Wilkinson developed a body of work at the Abbey Theatre in Dublin, including a nomination for Best Set Design for Alice in Funderland. In 2011, her work was selected to represent the UK at the Prague Quadrennial of Performance Design and Space, which was later seen at the V&A Museum in London.

Despite all this acclaim, and while regarded as a brilliant talent by her peers, she remained modest, never seeking out praise, but preferring to work quietly and diligently to create what was inevitably a vital component of whatever production she was working on.

She was known too for a dry wit, which she applied to her darkly cartoonish designs for Sleeping Beauty.

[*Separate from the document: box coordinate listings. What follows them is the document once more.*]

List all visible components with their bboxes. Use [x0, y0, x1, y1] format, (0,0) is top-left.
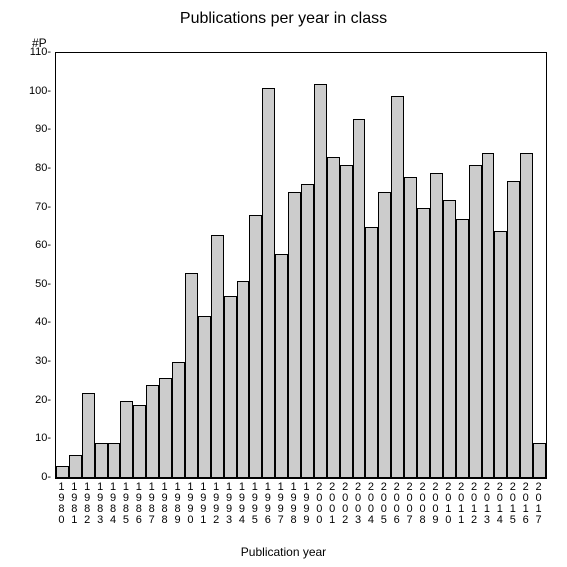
- bar: [430, 173, 443, 478]
- x-tick-label: 2012: [468, 482, 480, 526]
- bar: [185, 273, 198, 478]
- x-tick-label: 1994: [236, 482, 248, 526]
- x-tick-label: 2013: [481, 482, 493, 526]
- y-tick-label: 20-: [21, 394, 51, 406]
- bar: [146, 385, 159, 478]
- bar: [224, 296, 237, 478]
- x-tick-label: 1980: [55, 482, 67, 526]
- bar: [520, 153, 533, 478]
- x-tick-label: 2006: [391, 482, 403, 526]
- x-tick-label: 2011: [455, 482, 467, 526]
- bar: [443, 200, 456, 478]
- bar: [456, 219, 469, 478]
- x-tick-label: 2003: [352, 482, 364, 526]
- bar: [288, 192, 301, 478]
- x-tick-label: 1981: [68, 482, 80, 526]
- y-tick-label: 100-: [21, 85, 51, 97]
- bar: [404, 177, 417, 478]
- x-tick-label: 2010: [442, 482, 454, 526]
- x-tick-label: 1993: [223, 482, 235, 526]
- x-tick-label: 1982: [81, 482, 93, 526]
- x-tick-label: 2000: [313, 482, 325, 526]
- chart-title: Publications per year in class: [0, 10, 567, 28]
- x-tick-label: 1985: [120, 482, 132, 526]
- x-tick-label: 1987: [146, 482, 158, 526]
- bar: [533, 443, 546, 478]
- y-tick-label: 30-: [21, 355, 51, 367]
- bar: [482, 153, 495, 478]
- bar: [365, 227, 378, 478]
- x-tick-label: 1997: [275, 482, 287, 526]
- bar: [301, 184, 314, 478]
- bar: [82, 393, 95, 478]
- x-tick-label: 2014: [494, 482, 506, 526]
- bar: [340, 165, 353, 478]
- x-tick-label: 2016: [520, 482, 532, 526]
- x-tick-label: 2017: [533, 482, 545, 526]
- bar: [507, 181, 520, 479]
- bar: [262, 88, 275, 478]
- x-tick-label: 2005: [378, 482, 390, 526]
- bar: [469, 165, 482, 478]
- bar: [314, 84, 327, 478]
- bar: [172, 362, 185, 478]
- x-tick-label: 1983: [94, 482, 106, 526]
- x-tick-label: 2009: [429, 482, 441, 526]
- bar: [120, 401, 133, 478]
- y-tick-label: 40-: [21, 316, 51, 328]
- bar: [211, 235, 224, 478]
- bars-layer: [56, 53, 546, 478]
- x-tick-label: 1988: [159, 482, 171, 526]
- x-tick-label: 1984: [107, 482, 119, 526]
- x-tick-label: 1995: [249, 482, 261, 526]
- bar: [417, 208, 430, 478]
- bar: [56, 466, 69, 478]
- x-tick-label: 2008: [417, 482, 429, 526]
- y-tick-label: 110-: [21, 46, 51, 58]
- x-tick-label: 2001: [326, 482, 338, 526]
- bar: [327, 157, 340, 478]
- x-tick-label: 2007: [404, 482, 416, 526]
- y-tick-label: 90-: [21, 123, 51, 135]
- bar: [198, 316, 211, 478]
- bar: [133, 405, 146, 478]
- x-tick-label: 1998: [288, 482, 300, 526]
- bar: [275, 254, 288, 478]
- x-tick-label: 1986: [133, 482, 145, 526]
- x-tick-label: 2002: [339, 482, 351, 526]
- x-axis-label: Publication year: [0, 545, 567, 559]
- y-tick-label: 80-: [21, 162, 51, 174]
- y-tick-label: 10-: [21, 432, 51, 444]
- bar: [494, 231, 507, 478]
- x-tick-label: 1989: [172, 482, 184, 526]
- bar: [353, 119, 366, 478]
- x-tick-label: 1992: [210, 482, 222, 526]
- bar: [69, 455, 82, 478]
- plot-area: [55, 52, 547, 479]
- x-tick-label: 1996: [262, 482, 274, 526]
- bar: [249, 215, 262, 478]
- x-tick-label: 1991: [197, 482, 209, 526]
- y-tick-label: 60-: [21, 239, 51, 251]
- y-tick-label: 0-: [21, 471, 51, 483]
- y-tick-label: 50-: [21, 278, 51, 290]
- bar: [159, 378, 172, 478]
- x-tick-label: 2004: [365, 482, 377, 526]
- y-tick-label: 70-: [21, 201, 51, 213]
- x-tick-label: 1990: [184, 482, 196, 526]
- bar: [391, 96, 404, 479]
- bar: [95, 443, 108, 478]
- x-tick-label: 1999: [300, 482, 312, 526]
- chart-container: Publications per year in class #P 0-10-2…: [0, 0, 567, 567]
- bar: [237, 281, 250, 478]
- bar: [108, 443, 121, 478]
- x-tick-label: 2015: [507, 482, 519, 526]
- bar: [378, 192, 391, 478]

"As a designer," Hill recalls, "she had a sensibility that I always felt was poetic, never prosaic, influenced by sculpture, photography, contemporary art and dance, often looking to Europe for influences and inspiration. I used to love going to her studio - it was sparse, and white and beautiful, often with a piece of sculpture in the corner that had been made by her husband Charles.

"She was absolutely her own person. She would only work on projects that she wanted to, or which inspired her. She was quiet, intelligent and funny. A true artist."

Wilkinson, who was found dead at her home in Islington, north London, is survived by her brothers Anthony and Patrick.